David Jarrett

Personal information
- Full name: David William Jarrett
- Born: 19 April 1952 (age 74) Bromsgrove, Worcestershire, England
- Batting: Right-handed
- Bowling: Right-arm medium
- Role: Batsman

Domestic team information
- 1974–1975: Oxford University
- 1976: Cambridge University
- 1978–1981: Bedfordshire

Career statistics
| Competition | First-class |
| Matches | 21 |
| Runs scored | 678 |
| Batting average | 16.53 |
| 100s/50s | 0/4 |
| Top score | 62 |
| Balls bowled | 6 |
| Wickets | 0 |
| Bowling average | – |
| 5 wickets in innings | – |
| 10 wickets in match | – |
| Best bowling | – |
| Catches/stumpings | 12/– |
- Source: Cricinfo, 16 November 2015

= David Jarrett =

English cricketer and schoolmaster

David William Jarrett (born 19 April 1952) is an English schoolmaster who was the first man to win cricket Blues for both Cambridge University and Oxford University. He attended Wellington College before matriculating at the University of Oxford. He served as headmaster of Reed's School in Cobham, Surrey, from 1997 to 2014.

==Cricket career==
Born in Bromsgrove, Worcestershire, Jarrett attended Wellington College, in Berkshire, where he played in the First XI, leading the batting in his final year, 1969, with 493 runs at an average of 37.92. He went up to Worcester College, Oxford, and played two seasons as a middle-order batsman in the Oxford cricket team. He achieved only moderate success, but won his Blue in 1975 and played a match-saving innings of 35 in the second innings against Cambridge after Oxford had lost five wickets cheaply. A few weeks later he began studies at St Catharine's College, Cambridge. In his first match for Cambridge, in April 1976, he made his highest first-class score, 62, after Cambridge had lost their first five wickets for 23 on the first morning against Essex. In the 1976 University match he made 56 in 190 minutes in the second innings in a vain attempt to deny Oxford victory. That was his last first-class match. He also won a hockey Blue at Cambridge.
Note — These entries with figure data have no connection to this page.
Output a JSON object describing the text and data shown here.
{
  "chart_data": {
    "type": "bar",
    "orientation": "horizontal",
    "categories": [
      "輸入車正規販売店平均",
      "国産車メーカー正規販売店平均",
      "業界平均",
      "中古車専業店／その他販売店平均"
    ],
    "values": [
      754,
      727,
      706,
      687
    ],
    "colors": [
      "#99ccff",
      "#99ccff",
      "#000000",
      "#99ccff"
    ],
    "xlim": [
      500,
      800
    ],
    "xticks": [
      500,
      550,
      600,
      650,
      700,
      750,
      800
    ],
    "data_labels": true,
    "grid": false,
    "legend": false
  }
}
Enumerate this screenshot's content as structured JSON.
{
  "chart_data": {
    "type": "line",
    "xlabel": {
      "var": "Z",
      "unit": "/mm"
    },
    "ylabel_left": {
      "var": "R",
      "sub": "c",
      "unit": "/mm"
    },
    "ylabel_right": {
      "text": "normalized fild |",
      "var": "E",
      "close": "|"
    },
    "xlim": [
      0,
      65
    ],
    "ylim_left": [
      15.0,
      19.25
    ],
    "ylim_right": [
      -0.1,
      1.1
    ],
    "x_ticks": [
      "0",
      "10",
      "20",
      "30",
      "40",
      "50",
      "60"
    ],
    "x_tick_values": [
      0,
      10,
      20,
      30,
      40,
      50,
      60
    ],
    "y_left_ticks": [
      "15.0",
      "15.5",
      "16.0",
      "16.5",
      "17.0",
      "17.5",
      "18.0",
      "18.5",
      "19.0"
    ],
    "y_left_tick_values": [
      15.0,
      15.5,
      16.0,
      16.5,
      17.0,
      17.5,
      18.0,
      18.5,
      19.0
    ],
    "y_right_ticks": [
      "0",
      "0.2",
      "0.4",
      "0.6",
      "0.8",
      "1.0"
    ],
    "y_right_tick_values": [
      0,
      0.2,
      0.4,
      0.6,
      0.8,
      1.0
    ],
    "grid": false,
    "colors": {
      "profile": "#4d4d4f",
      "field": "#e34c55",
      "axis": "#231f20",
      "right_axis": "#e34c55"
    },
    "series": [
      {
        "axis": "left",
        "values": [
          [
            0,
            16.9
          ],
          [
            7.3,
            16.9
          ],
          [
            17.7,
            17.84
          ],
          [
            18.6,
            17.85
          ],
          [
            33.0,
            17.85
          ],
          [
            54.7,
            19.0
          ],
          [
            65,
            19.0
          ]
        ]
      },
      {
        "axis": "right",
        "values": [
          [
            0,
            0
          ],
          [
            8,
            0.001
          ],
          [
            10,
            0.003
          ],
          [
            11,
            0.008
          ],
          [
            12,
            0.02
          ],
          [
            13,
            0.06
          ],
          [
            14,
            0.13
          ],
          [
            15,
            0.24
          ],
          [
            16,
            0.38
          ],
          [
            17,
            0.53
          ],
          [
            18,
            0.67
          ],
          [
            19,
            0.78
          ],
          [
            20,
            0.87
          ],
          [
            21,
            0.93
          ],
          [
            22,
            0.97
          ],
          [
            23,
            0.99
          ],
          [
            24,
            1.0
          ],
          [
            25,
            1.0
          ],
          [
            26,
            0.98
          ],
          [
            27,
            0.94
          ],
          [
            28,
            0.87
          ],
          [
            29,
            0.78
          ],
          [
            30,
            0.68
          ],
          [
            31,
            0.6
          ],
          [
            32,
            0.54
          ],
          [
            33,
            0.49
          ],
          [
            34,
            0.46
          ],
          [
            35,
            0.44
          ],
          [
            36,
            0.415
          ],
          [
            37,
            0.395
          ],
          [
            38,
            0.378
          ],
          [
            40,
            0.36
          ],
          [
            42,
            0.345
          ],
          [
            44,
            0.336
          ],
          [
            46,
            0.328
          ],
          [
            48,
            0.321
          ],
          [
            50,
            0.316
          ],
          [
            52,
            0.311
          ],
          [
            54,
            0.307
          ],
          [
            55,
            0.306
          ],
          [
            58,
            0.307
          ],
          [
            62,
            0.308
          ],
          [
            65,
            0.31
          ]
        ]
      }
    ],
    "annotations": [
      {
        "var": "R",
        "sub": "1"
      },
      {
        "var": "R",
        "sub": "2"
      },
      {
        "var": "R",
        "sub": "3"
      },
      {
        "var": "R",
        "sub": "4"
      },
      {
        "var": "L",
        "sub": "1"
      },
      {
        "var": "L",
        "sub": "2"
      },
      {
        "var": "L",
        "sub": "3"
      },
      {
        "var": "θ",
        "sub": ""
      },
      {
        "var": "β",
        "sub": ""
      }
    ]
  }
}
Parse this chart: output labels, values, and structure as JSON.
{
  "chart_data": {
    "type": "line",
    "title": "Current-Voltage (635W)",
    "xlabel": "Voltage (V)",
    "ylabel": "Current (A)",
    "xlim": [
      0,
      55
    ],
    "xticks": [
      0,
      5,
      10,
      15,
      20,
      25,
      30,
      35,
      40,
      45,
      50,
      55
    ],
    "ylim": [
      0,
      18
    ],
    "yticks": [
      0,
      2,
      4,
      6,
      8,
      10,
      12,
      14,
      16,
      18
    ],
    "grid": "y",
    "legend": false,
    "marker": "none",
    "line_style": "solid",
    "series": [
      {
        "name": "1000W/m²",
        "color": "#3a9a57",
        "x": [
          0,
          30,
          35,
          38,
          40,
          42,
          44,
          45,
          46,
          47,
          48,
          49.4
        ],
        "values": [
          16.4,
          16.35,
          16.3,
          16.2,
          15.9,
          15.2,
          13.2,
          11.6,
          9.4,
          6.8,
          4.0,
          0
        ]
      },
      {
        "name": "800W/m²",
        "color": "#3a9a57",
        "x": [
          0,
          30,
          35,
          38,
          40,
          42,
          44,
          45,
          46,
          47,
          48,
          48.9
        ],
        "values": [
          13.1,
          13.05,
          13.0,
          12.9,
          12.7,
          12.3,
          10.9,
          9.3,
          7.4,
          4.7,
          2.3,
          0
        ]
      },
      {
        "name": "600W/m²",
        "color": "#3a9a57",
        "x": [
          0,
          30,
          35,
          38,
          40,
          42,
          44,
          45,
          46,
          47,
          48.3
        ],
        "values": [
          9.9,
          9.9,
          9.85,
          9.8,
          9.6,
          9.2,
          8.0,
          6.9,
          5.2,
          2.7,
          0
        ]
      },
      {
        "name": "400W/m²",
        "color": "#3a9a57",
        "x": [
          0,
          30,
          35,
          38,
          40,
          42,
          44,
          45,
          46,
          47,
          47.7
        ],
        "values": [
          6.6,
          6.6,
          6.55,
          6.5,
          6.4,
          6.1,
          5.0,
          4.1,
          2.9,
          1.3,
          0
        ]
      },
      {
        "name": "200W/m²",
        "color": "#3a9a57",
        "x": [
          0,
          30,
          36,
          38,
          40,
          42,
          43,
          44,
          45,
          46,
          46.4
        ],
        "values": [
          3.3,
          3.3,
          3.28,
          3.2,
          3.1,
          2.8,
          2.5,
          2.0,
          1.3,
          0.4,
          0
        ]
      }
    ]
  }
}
He played a few matches for Worcestershire Second XI in 1976 and 1977, scoring a century against Yorkshire Second XI at Headingley in 1976. He played Minor Counties cricket for Bedfordshire in 1978 and 1981.

==Teaching career==
Jarrett taught Classics for 20 years at Bedford School, where he was also master-in-charge of cricket. In 1997 he became headmaster at Reed's School in Cobham, Surrey, and served in that position until his retirement in 2014. In 1996 Reed's was ranked 671st in the national league tables for independent schools; by 2011 it had risen to 88th. He also raised the standard of cricket at Reed's, where an indoor cricket centre has been named in his honour.

He and his wife Anne have two children.